Beyond the Badge, California Model

Lieutenant Monique Williams stays active in CDCR

CO Lt. Monique Williams
Lieutenant Monique Williams

Central California Women’s Facility (CCWF) Lieutenant Monique Williams, with 22 years at CDCR, exemplifies dedication to the department’s mission.

Williams began her career with the department in 2001 at Northern California Women’s Facility. When the facility closed, she transferred to California State Prison-Solano, then to Ironwood State Prison in 2003. She finally transferred to CCWF in 2008 where she currently serves as the institution’s Administrative Assistant/Public Information Officer. Williams recently completed a 34-month out-of-class assignment as Correctional Captain.

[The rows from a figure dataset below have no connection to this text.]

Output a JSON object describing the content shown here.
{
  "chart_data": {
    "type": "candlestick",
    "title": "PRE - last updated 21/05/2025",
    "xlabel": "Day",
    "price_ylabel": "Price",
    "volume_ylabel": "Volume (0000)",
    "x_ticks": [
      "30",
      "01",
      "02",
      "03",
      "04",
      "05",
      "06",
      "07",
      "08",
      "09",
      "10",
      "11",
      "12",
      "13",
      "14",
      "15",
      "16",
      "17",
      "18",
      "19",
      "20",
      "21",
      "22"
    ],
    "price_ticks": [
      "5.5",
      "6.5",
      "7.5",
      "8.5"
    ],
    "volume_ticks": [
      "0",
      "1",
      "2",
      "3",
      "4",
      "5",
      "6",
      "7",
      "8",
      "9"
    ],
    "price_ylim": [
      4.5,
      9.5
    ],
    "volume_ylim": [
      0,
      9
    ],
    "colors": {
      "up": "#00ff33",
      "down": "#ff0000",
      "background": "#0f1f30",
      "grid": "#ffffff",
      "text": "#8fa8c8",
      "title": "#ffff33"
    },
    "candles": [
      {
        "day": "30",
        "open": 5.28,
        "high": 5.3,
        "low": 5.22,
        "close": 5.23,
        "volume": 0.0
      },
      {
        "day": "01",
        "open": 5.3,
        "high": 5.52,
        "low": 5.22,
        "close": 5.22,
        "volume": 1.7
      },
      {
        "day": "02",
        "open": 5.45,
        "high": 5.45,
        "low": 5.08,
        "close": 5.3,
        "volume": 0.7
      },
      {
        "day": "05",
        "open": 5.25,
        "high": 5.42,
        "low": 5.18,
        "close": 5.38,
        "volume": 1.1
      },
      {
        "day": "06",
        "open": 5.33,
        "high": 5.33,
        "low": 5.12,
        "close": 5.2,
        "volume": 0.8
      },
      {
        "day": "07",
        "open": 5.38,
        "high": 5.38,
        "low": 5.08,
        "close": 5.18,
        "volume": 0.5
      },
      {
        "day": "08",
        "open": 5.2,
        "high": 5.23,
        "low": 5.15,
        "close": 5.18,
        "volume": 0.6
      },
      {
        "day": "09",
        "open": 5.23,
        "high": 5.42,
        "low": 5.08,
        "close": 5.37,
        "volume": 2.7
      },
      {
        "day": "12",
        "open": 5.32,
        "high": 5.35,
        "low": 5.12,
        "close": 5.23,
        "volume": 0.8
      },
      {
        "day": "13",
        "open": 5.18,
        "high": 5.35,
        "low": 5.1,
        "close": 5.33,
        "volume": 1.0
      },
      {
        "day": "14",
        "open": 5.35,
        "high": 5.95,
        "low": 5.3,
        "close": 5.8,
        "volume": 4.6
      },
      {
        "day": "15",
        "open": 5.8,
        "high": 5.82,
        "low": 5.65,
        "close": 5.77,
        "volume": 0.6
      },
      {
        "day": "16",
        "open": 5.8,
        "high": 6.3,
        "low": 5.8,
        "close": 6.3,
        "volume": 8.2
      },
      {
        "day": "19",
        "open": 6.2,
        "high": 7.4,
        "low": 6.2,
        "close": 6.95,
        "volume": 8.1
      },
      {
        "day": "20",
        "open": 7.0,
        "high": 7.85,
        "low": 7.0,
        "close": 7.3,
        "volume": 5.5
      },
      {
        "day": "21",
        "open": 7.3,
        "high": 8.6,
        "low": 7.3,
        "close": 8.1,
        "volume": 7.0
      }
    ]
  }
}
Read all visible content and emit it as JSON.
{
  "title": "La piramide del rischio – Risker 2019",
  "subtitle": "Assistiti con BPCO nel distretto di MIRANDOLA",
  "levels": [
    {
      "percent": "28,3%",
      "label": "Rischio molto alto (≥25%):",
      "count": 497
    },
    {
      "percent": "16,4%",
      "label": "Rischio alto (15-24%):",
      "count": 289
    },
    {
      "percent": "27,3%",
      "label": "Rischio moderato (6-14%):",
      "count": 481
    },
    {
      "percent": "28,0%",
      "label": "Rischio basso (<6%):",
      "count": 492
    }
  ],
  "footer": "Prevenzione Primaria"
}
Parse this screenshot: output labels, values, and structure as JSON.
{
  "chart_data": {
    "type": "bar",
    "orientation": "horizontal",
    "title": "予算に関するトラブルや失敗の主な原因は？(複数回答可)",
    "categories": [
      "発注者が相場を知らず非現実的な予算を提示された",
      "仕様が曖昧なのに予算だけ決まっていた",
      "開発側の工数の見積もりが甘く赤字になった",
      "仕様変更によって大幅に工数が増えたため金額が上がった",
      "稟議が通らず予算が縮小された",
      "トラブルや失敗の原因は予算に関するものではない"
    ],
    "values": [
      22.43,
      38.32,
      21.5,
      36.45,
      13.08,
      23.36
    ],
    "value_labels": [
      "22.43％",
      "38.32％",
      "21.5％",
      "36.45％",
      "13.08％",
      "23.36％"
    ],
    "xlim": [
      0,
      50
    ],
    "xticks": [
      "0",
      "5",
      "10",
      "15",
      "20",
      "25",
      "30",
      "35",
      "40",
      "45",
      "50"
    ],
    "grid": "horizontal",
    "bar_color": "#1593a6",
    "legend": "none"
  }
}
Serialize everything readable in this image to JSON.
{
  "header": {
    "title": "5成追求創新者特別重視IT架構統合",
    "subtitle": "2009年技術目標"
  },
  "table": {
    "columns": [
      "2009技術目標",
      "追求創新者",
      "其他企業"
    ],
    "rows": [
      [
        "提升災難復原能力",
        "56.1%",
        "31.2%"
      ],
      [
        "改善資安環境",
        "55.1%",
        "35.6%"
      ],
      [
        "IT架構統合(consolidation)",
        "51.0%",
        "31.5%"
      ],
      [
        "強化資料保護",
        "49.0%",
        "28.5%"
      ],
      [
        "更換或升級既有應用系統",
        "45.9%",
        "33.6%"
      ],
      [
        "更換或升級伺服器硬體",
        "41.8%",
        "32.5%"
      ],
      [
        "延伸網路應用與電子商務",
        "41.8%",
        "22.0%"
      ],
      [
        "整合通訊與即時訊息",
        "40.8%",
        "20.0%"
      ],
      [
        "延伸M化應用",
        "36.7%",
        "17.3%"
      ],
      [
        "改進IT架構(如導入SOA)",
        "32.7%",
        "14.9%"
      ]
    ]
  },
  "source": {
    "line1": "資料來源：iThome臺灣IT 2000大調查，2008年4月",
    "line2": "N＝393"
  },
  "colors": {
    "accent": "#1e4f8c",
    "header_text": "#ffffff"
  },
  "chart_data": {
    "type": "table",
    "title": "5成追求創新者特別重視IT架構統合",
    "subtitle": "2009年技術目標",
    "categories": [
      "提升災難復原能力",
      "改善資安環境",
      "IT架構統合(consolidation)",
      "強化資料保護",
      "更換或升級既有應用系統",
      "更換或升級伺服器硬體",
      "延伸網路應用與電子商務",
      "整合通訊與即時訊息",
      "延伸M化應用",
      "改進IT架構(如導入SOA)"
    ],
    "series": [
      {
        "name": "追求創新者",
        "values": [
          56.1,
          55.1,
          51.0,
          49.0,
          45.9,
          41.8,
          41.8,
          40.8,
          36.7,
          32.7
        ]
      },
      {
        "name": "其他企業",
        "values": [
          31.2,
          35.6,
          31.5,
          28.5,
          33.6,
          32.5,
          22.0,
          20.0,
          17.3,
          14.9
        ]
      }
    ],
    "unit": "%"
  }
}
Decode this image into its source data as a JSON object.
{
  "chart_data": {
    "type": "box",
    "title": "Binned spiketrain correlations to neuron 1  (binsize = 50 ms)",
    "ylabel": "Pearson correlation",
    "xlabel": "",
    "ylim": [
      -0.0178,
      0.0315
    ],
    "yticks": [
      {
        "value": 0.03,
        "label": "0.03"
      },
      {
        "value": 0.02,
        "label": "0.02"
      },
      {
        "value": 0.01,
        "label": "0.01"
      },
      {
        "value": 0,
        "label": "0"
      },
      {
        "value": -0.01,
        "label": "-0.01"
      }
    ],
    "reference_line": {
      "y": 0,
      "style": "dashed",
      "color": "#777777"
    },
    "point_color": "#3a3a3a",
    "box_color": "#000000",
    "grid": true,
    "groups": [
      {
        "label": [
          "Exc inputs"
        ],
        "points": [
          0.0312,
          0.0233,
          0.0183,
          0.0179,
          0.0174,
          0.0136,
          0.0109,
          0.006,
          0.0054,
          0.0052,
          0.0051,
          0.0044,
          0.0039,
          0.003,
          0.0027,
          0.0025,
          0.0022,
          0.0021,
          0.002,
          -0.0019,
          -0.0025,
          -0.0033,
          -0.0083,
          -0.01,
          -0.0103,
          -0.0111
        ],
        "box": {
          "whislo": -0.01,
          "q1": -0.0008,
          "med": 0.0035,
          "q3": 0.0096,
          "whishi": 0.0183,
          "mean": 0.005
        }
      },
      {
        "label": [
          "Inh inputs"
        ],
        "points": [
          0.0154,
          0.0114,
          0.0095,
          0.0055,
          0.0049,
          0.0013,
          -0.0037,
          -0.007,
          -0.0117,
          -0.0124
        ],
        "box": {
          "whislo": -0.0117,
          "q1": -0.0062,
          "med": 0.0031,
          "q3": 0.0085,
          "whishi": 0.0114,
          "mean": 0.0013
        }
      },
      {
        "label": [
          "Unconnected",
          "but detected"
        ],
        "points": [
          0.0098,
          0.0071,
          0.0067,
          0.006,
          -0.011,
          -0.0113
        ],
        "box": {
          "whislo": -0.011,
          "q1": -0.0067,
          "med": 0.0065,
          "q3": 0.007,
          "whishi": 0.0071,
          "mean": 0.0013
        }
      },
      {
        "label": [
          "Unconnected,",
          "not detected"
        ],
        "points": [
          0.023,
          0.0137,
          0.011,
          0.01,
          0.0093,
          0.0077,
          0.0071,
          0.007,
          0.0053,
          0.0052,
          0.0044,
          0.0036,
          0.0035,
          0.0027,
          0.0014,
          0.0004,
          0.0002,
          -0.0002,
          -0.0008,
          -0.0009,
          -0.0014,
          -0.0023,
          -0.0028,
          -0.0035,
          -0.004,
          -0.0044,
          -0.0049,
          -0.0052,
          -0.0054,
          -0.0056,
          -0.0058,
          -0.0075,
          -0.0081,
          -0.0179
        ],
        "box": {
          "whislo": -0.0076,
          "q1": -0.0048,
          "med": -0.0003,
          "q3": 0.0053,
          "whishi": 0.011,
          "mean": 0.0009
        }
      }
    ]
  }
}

She has held the following positions:

  • Correctional Substance Use Counselor
  • Correctional Officer
  • Out-of-class Correctional Counselor
  • Correctional Sergeant
  • Correctional Lieutenant
  • and out-of-class Correctional Captain.

Williams has been a Peer Support member since 2010. She joined the CDCR Recruitment Team in 2019 and guest lectured at Fresno State University. She has also served as an Integrated Substance Use Disorder Treatment Ambassador since 2020. This year, she joined the Government Alliance on Racial and Equity (GARE) team.

As a CDCR Amend Ambassador, Williams traveled to Norway to observe Norwegian Correctional Services practices in April 2022, visiting different Norwegian male and female institutions. Williams and fellow CDCR staff took their observations and brought them back to implement into what has become the California Model.

“The California Model is excellent. It provides our staff with additional tools and resources on improving staff safety and wellness. We are simultaneously assisting the incarcerated individuals to become better neighbors and promoting public safety as they return to our communities. We are seeing a reduction in rules violations and incidents in the Psychiatric Inpatient Program, Youthful Offender Rehabilitative Communities, and the Rehabilitative Programming Units,” said Williams.

Q&A with Lieutenant Monique Williams

What motivated you to become a correctional officer?

I was motivated to become a correctional officer by a sweet woman in our local church who would gently recruit me every Sunday. My cousin in CDCR impressed me with her ability to take care of her family while enjoying her career.

What do you enjoy most about your job?

I enjoy being a positive, motivating, powerful force in the world, affecting change by being a part of the solutions. I enjoy the family atmosphere, wisdom, and personal growth I have experienced in the department.

What are some of the biggest challenges you face on a daily basis? How do you overcome them?

I believe overcoming challenges requires staying connected to the wealth of knowledge shared by peers, subordinates, and leadership. Some of the greatest daily challenges come in the form of maintaining our professionalism and positive attitudes.

We must navigate the great changes occurring in the department as we are making the working and living environments better for all. Remaining abreast of the implementation of new policies, professional development, and training have been a great way I have overcome challenges. Allowing myself to learn from those knowledgeable individuals has been key. My personal relationship with my Creator and my faith has been a stabilizer and overcoming force.

How has your role as a correctional officer evolved over the years? What changes have you seen in the corrections industry?

My role as Correctional Officer has evolved over the years from providing safety and security of the institution by ensuring the individuals in our care remain housed. We have now evolved into providing meaningful rehabilitation, education, treatment, and restorative justice programs. These are all in a safe and humane environment. We are no longer just housing the population.

CDCR ensures the individuals in our care reintegrate into our communities as drug-free, healthy, and employable members of society. We have to remember to take care of (ourselves, too, as we’re) working hard day in and day out. Ensuring the health of the helper is the foundation. Accountability, transparency, and care is how we maintain the safety and security of the areas we are blessed to govern.

Anything else you’d like to add?

I love working for the California Department of Corrections and Rehabilitation. I have an excellent career, which has afforded me great benefits and unending opportunities.